Ce grand poète du dégoût, rongé par les acides d'une
sophistication urbaine récente, présageait de la fuite devant la
nature, tellement à la mode à notre époque:
"Nous verrons que la nature n'enseigne rien, ou presque rien,
c'est-à-dire qu'elle contraint l'homme à dormir, à
boire, à manger, et à se garantir, tant bien que mal, contre les
hostilités de l'atmosphère. (...) Passez en revue, analysez tout
ce qui est naturel, (...) vous ne trouverez rien que d'affreux. Tout ce qui est
beau et noble est le résultat de la raison et du calcul. Le crime, (...)
est originellement naturel. La vertu, au contraire, est artificielle.
(...)Le mal se fait sans effort, naturellement, par fatalité; le
bien est toujours le produit d'un art(15)."
Avec une élégance hautaine, Baudelaire nous sert un sophisme
commun au XIXe siècle - "la nature crocs et griffes dehors" - la jungle
terrifiante de l'esprit de compétition qui existait, ironiquement, non
pas dans la nature, mais dans la société des hommes qui luttent
pour leur survie au milieu des créations artificielles de leurs
nouvelles cités industrielles.
La censure de la nature a une longue histoire. Même Socrate passe pour
avoir dit qu'il séjournait à Athènes parce que la campagne
ne lui enseignait rien; il apprenait davantage auprès des gens. Mais une
technologie qui nourrit l'illusion qu'on peut se passer de la nature est un
phénomène moderne. Associée à cette vision
baudelairienne que le monde naturel est une sorte de réservoir de
péché originel, elle a entraîné quelques
répercussions extrêmes dans les arts.
Parmi ceux qui se sont prononcés en faveur d'un art qui
célèbre les univers purement mentaux et techniques, on compte en
grande majorité des théoriciens et des hommes qui pratiquaient
les arts plastiques - Futuristes, Suprématistes, Néo-plasticiens
et Puristes - dont les affirmations exercent leur influence encore aujourd'hui.

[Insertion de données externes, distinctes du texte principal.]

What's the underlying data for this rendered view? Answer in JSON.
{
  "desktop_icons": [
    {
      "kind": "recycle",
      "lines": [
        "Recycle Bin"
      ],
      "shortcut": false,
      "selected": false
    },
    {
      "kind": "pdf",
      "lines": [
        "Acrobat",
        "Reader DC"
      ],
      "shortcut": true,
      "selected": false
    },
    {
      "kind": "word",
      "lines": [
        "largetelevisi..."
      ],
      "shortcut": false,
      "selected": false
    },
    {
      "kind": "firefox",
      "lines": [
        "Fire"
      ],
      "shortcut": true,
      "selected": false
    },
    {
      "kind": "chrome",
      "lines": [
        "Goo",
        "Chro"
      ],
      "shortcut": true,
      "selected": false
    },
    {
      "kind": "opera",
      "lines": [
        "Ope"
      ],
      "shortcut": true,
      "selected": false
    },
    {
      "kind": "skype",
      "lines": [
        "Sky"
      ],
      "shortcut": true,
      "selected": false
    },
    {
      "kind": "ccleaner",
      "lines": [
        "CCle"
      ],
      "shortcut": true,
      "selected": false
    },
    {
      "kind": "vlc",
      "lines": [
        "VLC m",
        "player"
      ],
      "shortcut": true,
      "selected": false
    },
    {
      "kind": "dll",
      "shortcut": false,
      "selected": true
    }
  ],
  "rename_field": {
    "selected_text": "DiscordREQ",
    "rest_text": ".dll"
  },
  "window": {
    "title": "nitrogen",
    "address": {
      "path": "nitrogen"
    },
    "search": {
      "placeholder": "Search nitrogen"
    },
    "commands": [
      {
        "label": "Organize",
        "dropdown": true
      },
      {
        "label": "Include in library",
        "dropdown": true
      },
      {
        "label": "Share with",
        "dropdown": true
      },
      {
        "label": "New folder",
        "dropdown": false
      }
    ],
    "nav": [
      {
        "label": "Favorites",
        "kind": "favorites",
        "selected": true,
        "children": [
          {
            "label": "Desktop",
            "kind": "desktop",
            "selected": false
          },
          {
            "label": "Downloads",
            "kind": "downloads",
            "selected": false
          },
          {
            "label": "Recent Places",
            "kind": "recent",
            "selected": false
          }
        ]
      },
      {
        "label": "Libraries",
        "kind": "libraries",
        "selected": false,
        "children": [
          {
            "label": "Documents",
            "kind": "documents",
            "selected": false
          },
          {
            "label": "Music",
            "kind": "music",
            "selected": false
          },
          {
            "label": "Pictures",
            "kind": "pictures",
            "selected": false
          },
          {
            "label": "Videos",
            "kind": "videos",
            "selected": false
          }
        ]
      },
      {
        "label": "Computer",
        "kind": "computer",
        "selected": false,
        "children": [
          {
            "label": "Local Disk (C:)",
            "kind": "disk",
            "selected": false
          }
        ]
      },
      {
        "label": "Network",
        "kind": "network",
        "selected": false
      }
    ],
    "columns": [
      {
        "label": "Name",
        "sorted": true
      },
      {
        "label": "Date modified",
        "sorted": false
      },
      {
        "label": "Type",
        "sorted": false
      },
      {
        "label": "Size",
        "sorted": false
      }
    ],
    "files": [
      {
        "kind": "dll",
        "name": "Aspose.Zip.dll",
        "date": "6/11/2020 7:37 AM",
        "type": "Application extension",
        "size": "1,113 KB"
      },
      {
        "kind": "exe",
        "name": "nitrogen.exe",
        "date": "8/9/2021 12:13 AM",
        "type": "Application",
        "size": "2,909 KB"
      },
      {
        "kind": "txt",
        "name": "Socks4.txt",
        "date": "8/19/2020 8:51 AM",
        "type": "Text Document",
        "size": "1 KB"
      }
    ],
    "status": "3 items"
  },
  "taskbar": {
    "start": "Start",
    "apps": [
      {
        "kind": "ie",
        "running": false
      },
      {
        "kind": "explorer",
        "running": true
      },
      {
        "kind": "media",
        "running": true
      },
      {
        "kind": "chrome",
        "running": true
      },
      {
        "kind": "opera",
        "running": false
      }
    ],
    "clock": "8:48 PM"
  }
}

Leur rejet de l'expérience et de la nature balayait un vaste champ:
depuis un dédain platonique pour les sens, une vénération
pour la structure mathématique et formelle de la conception humaine,
jusqu'à un optimisme pour la machine, croyant naïvement que la
machine pouvait améliorer la nature et libérer la
plénitude du potentiel imaginatif de l'humanité.
L'artiste le plus célèbre, et peut-être le plus
doué, engagé dans ces théories anti-naturalistes fut Piet
Mondrian (1872-1944). Au début de sa carrière, il avait
été un peintre de la nature, à la qualité
expressionniste puissante, mais son purisme croissant l'entraîna dans un
voyage intérieur où il s'éloigna de son attitude
première ainsi que de tout ordre naturel. Figure de proue dans le
mouvement de De Stijl, fondé en Hollande pendant la Première
Guerre mondiale, il en partageait les aspirations pour la pureté,
l'harmonie, la netteté et la clarté dans l'abstraction.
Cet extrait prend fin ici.